HashiCorp made the smart investment in a dedicated, well-specified registry service so that other products/implementations can do things differently. TF Cloud and TFE's private registries support other VCS providers. GItLab will run a module-only registry above, I wasn't aware of that until this issue, but you'll see I linked it above. Or you can do something clever like Phillips and write your own server with whatever artifact backend you'd like. HashiCorp is a multi-billion dollar company—building a registry is the right choice for them, but probably not for TFLint with a sole lead maintainer and me helping out.

Maybe we can put up a PR anyways for you to have a gander at?

Yes, this is/was always welcome! But FWIW the comments about how companies are gonna need this are not, TFLint is volunteer-maintained, well-documented, and extensible, there is no "must" in OSS.

[scabana]

FIrst, thanks a lot for maintaining TFLint! I would have loved to see the same api as the provider api in the terraform registry. Afterall, it's the same pattern. Too bad custom "provider types" can't be added to the terraform registry api. At least, Would have been nice to see the exact same format for the files for custom TFLint plugins. At a minimum, allowing a custom github api dns name would help quite a bit.

[bendrucker]

This is considered in my comment right above yours:

HashiCorp is a multi-billion dollar company—building a registry is the right choice for them, but probably not for TFLint with a sole lead maintainer and me helping out.

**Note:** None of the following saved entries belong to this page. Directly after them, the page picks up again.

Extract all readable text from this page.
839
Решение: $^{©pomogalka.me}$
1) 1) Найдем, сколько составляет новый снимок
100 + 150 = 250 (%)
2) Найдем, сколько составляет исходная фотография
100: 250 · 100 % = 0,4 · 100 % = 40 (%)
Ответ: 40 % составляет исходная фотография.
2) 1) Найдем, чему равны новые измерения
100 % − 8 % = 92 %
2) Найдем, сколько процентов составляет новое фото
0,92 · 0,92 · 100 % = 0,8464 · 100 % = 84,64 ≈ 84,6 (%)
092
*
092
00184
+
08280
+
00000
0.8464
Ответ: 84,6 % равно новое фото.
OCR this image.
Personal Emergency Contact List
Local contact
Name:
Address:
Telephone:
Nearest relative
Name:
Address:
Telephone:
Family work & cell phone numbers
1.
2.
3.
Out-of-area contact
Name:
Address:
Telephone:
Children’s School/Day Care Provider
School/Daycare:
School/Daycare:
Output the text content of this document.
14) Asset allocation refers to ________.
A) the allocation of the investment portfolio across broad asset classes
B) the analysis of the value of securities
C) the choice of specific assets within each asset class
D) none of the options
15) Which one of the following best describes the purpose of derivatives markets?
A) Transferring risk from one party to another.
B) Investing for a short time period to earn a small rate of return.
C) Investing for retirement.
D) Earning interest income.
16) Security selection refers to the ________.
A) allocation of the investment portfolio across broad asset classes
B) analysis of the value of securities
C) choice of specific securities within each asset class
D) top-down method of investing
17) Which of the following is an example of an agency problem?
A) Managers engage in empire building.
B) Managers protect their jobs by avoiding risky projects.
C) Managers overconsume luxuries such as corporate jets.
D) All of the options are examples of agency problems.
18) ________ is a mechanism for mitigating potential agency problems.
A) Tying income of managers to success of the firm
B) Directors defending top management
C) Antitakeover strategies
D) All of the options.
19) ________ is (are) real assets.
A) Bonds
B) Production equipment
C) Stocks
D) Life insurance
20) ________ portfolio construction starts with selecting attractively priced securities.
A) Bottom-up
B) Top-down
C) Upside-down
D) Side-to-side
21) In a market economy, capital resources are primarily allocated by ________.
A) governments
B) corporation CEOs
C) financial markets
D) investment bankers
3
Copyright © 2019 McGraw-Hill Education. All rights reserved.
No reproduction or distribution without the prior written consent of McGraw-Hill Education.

Hosting a public registry comes with real challenges, both technical and organizational, that require staffing. Scaling for user load is hard enough. Dealing with abuse, name disputes, etc. is equally hard. It's not impossible to do this with community funding instead of a for-profit company but recruiting the sponsors to make that possible is very hard.

At a minimum, allowing a custom github api dns name would help quite a bit.

Easy enough, we can/should support GitHub Enterprise (#1643).

[wata727]

One challenging idea might be a way to support more abstract storage rather than GitHub API.

For example, there is a project called OCI Registry as Storage. This is a project aiming to use OCI registries as generic artifact stores, and by complying with it TFLint will be able to download plugins uploaded to any OCI registry (GitHub Container Registry, GitLab Container Registry, ...etc.).

Trivy seems to put this idea into practice. Trivy has the ability to install WASM modules from an OCI registry.
https://aquasecurity.github.io/trivy/v0.36/docs/advanced/modules/
https://github.com/aquasecurity/trivy/blob/v0.36.1/pkg/module/command.go#L25

There's a lot to investigate, such as whether this provides a comparable experience to current functionality, but it's not a bad idea. I don't strongly promote this idea, but it's worth considering as an alternative.